Electric Attitude, Skintight & Solid Gold
Alright, Electric Attitude, I’ll admit it: you got me. You made it work, and you got me, so much so that I’ve been humming along with the songs on Skintight & Solid Gold in my head for a straight week now.
And to tell you the truth, I was pretty worried. For one thing, I had some pretty serious issues with 2009′s Laser Laser Laser Beams EP, and beyond that, this kind of funky, rough-edged, slinky sound is one that’s ridiculously easy to screw up in the first place; a little too far over the line, and it all turns into a parody, like Har Mar Superstar gone horribly awry.
With this album, though, the band makes it work, and work very well. From the first rubbery, Bootsy Collins-esque bass note of “No One Else” all the way to sleazy, low-down closer “On My Mind,” Electric Attitude swagger and snarl like The Black Crowes if they’d switched mid-career to playing in funk clubs, or maybe like The Rapture with that robotic heart replaced by one swiped from James Brown. All things considered, it’s pretty great.
Granted, it’s not going to be for everybody; singer/guitarist Blake Shepard’s loverman lyrics (and the non-lyrical grunts and “oohs,” to boot) will undoubtedly make some eyes roll, but hey, who cares? Here, I’ll drop a big old spoiler: Skintight & Solid Gold is all about sex. Sex and…um, yeah, that’s pretty much it. So if soulful, gritty funk-rock about getting down and dirty doesn’t appeal to you, you’re probably better off heading elsewhere.

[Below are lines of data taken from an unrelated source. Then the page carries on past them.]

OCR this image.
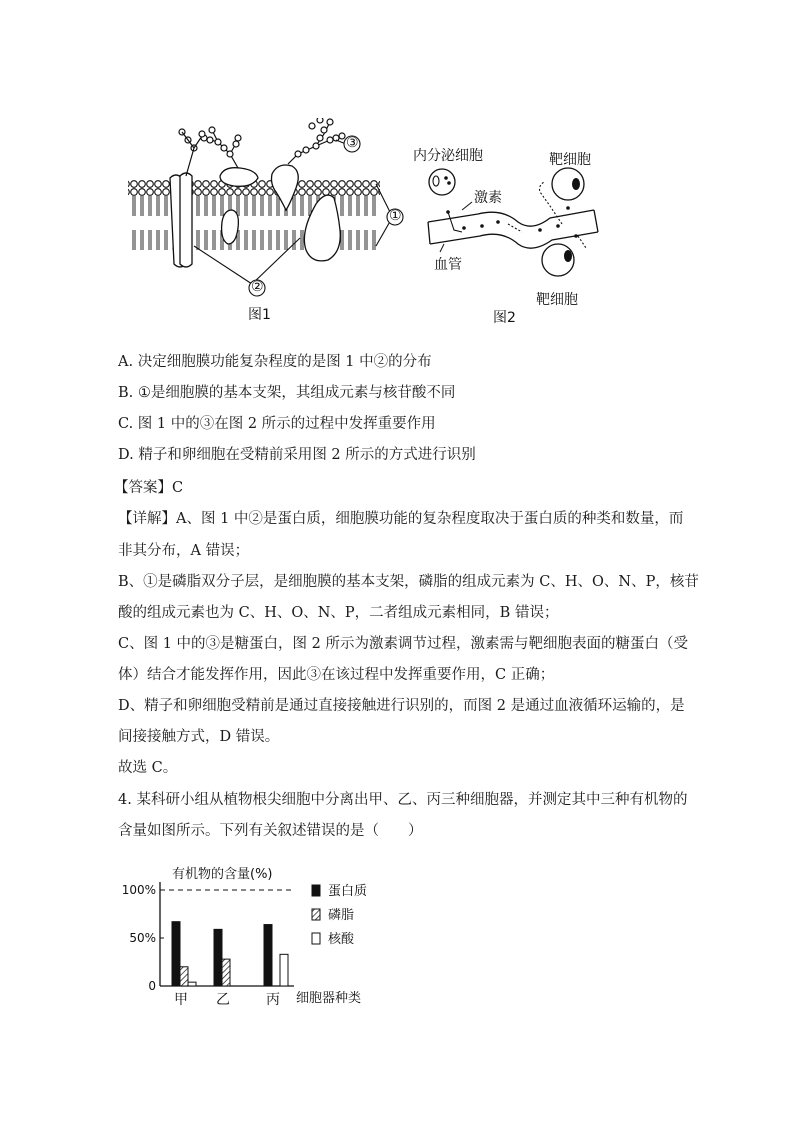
①
②
③
图1
内分泌细胞	靶细胞
激素
血管
靶细胞
图2
A. 决定细胞膜功能复杂程度的是图 1 中②的分布
B. ①是细胞膜的基本支架，其组成元素与核苷酸不同
C. 图 1 中的③在图 2 所示的过程中发挥重要作用
D. 精子和卵细胞在受精前采用图 2 所示的方式进行识别
【答案】C
【详解】A、图 1 中②是蛋白质，细胞膜功能的复杂程度取决于蛋白质的种类和数量，而
非其分布，A 错误；
B、①是磷脂双分子层，是细胞膜的基本支架，磷脂的组成元素为 C、H、O、N、P，核苷
酸的组成元素也为 C、H、O、N、P，二者组成元素相同，B 错误；
C、图 1 中的③是糖蛋白，图 2 所示为激素调节过程，激素需与靶细胞表面的糖蛋白（受
体）结合才能发挥作用，因此③在该过程中发挥重要作用，C 正确；
D、精子和卵细胞受精前是通过直接接触进行识别的，而图 2 是通过血液循环运输的，是
间接接触方式，D 错误。
故选 C。
4. 某科研小组从植物根尖细胞中分离出甲、乙、丙三种细胞器，并测定其中三种有机物的
含量如图所示。下列有关叙述错误的是（　　）
有机物的含量(%)
细胞器种类
100%
50%
0
甲 乙	丙
蛋白质
磷脂
核酸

If you stick it out, though, trust me, it’ll be worth the ride. On tracks like “Trouble,” Electric Attitude channel The Meters, bursting through those chorus in a ball of churning, rough-edged rawk, and it’s awesome to witness. Then they shift gears for “Godzilla” and “Nightlife,” transforming into a bumping, yelping nu-New Wave band a la The Killers (if they’d embraced horns over keyboards, that is), and again into almost a rewrite of Franz Ferdinand’s “Take Me Out” with “Don’t Walk Away,” which is raw and insistent and confident as all hell.
It’s the horns that really make this work, at least for me. They’re flat-out spectacular, particularly on “Scarlet Harlot,” with its Dap-Kings-gone-rocksteady vibe, and on “Fierce,” which is horn-tinged but pretty much pure bluesy rock ‘n roll nonetheless, and an arena-sized chunk of it, to boot. The horns add a soulful authenticity to Skintight, making it more fully real somehow, like it’s this band you’re listening to in some sweaty, mysterious basement club somewhere, just bumping and grinding ’til the sun comes up again.
Since my last somewhat-disappointing exposure to the band, Electric Attitude have seriously stepped up their game, on all fronts. Not only are they tighter and more focused than they were previously, but the production — which is partly thanks to co-producer Reggie O’Farrell, of The Western Civilization — stellar, completely filling up your skull with that gritty, bouncy, dirty, funky goodness. On the songwriting side, too, they’ve grown by leaps and bounds, crafting songs like “Nightlife” and “Manic,” which are damn near pitch-perfect examples of what a funk song should sound like.
The latter’s the high point here, for me, with its skronking, Macklemore & Ryan Lewis-ish horn intro (I swear, I kept expecting the band to break into “Thrift Shop”) and its frantic, fevered pace. And then, when the band hits the break…well, it’s fucking awesome. It’s catchy and speeding and brilliant, furiously surging like an tsunami about to destroy the beach.
So, you see this right here, this album that’s sitting right there on my desk? This is what I’d hoped this band would sound like, back when I reviewed that last EP four years ago. Hot damn.